Menurut Lin, berdasarkan hukum internasional, Jepang seharusnya tetap dalam posisi dilucuti senjatanya dan tidak mempertahankan kapasitas industri yang memungkinkan terjadinya persenjataan ulang untuk tujuan perang.
Sebagai negara non-pemilik senjata nuklir yang terikat pada Perjanjian Non-Proliferasi Nuklir (NPT), Jepang berkewajiban untuk tidak menerima, memproduksi, memperoleh, maupun mentransfer senjata nuklir.
Upaya untuk memiliki senjata tersebut dinilai berpotensi merusak efektivitas NPT, mengganggu rezim non-proliferasi global, serta mengancam stabilitas dan perdamaian dunia.
Tiongkok juga menyoroti peran kelompok sayap kanan di Jepang yang dinilai semakin terbuka mendorong penguatan militer.
Beijing menilai Jepang telah lama menyimpan plutonium dalam jumlah besar melebihi kebutuhan sipil, yang secara teknis memberikan kemampuan untuk mengembangkan senjata nuklir.
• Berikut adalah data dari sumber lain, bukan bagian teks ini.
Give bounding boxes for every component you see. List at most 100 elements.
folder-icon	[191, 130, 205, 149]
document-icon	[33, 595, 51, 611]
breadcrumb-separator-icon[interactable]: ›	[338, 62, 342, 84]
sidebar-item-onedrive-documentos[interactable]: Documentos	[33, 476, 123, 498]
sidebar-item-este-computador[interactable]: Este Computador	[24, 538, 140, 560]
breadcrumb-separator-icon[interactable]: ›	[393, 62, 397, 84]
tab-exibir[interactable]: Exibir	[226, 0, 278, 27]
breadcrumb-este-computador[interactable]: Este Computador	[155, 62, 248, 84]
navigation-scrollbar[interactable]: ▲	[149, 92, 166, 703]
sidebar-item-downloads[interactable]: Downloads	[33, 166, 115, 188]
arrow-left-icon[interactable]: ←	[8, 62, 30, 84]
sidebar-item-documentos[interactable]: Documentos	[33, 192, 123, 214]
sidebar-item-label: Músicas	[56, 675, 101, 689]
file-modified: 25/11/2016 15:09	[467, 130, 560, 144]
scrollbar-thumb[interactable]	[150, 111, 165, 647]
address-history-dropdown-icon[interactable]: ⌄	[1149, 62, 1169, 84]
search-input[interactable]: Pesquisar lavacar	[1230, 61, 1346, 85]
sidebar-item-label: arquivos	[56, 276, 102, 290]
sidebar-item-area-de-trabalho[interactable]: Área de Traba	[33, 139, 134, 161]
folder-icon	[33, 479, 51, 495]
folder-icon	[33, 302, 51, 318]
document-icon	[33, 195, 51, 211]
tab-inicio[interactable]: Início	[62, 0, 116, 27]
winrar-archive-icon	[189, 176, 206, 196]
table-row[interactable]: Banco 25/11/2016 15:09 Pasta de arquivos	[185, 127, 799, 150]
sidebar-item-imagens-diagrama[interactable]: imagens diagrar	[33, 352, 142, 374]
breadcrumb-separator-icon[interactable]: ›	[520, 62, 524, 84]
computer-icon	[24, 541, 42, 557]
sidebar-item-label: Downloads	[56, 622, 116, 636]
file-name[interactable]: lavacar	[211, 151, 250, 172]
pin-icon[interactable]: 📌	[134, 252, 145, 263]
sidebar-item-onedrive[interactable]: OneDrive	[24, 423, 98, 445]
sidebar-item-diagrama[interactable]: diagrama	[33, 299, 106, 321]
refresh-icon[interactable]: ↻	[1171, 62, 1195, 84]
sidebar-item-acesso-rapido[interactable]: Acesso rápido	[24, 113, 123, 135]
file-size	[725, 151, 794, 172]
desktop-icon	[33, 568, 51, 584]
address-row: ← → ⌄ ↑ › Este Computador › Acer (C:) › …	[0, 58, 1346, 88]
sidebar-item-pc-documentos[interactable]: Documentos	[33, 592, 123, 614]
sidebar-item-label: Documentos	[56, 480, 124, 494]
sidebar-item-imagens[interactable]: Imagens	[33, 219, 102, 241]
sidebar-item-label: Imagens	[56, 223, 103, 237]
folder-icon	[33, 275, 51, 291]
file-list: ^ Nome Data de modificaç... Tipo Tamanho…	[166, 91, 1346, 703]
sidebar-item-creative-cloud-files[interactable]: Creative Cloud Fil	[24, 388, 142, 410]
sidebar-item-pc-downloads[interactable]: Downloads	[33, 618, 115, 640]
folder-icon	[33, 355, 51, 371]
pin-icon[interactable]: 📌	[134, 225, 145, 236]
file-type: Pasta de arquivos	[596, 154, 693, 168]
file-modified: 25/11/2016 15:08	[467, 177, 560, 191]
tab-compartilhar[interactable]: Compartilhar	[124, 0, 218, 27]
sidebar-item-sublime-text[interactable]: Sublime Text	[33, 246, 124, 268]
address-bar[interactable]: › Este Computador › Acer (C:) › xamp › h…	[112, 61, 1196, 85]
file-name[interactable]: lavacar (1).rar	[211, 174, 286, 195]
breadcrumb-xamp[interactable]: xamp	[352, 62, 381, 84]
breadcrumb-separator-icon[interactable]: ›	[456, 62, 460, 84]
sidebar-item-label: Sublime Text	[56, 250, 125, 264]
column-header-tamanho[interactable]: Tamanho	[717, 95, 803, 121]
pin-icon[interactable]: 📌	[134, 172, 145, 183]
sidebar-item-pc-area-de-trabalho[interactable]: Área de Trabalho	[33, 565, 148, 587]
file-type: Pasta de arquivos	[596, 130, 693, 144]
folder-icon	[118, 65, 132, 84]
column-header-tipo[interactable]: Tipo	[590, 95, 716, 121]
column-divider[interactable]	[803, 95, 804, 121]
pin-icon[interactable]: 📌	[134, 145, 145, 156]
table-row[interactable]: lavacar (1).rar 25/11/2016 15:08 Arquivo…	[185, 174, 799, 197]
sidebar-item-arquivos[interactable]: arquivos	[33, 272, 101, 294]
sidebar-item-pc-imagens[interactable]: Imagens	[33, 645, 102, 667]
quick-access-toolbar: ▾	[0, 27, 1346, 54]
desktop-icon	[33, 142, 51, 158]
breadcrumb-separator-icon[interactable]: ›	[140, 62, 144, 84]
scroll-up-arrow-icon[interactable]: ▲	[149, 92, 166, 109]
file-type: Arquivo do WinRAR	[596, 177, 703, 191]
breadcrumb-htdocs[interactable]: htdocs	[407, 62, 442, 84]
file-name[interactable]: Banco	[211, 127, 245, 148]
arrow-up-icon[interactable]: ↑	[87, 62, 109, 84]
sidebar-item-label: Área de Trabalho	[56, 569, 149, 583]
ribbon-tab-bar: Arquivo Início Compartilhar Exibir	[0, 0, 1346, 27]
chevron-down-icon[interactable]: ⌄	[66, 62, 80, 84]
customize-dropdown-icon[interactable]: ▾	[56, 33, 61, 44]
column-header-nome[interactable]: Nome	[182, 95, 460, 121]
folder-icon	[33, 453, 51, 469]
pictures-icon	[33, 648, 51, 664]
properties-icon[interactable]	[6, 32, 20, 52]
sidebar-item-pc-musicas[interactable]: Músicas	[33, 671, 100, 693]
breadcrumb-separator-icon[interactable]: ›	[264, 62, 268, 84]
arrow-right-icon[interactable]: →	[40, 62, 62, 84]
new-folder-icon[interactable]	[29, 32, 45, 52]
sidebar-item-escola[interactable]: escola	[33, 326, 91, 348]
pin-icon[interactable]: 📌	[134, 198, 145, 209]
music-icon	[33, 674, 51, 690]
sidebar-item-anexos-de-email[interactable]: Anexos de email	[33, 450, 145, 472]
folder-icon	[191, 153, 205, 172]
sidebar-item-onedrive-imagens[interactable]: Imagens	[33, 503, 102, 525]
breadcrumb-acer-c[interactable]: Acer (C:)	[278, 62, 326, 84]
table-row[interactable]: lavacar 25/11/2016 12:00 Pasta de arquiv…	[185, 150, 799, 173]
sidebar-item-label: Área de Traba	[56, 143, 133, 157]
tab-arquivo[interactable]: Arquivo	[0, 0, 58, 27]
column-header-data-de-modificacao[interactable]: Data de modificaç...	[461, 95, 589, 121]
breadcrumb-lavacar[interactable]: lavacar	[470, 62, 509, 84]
Lebih lanjut, Lin Jian menyebut pernyataan pejabat tinggi Jepang mencerminkan kecenderungan menuju remiliterisasi dan persenjataan ulang.
Tiongkok mengaitkan hal ini dengan isu Taiwan dan menilai kegagalan Jepang merefleksikan sejarah agresinya dapat memicu kembali instabilitas global jika dibiarkan mengembangkan senjata ofensif.
Sebagai respons, Beijing telah mengambil sejumlah langkah balasan terhadap Tokyo, antara lain kembali menangguhkan impor produk laut Jepang, membatasi interaksi pejabat tinggi, mengimbau warga Tiongkok agar tidak bepergian atau menempuh pendidikan di Jepang, serta menghentikan peredaran film Jepang.
Tiongkok juga memperingatkan akan mengambil tindakan tegas jika Jepang terlibat secara militer dalam isu Taiwan.
Ketegangan kedua negara turut meningkat setelah dilaporkan dua jet tempur J-15 Angkatan Laut Tiongkok mengunci radar ke pesawat tempur F-15 milik Pasukan Bela Diri Udara Jepang di wilayah perairan internasional dekat Okinawa pada awal Desember. Insiden tersebut memicu protes resmi dari pemerintah Jepang.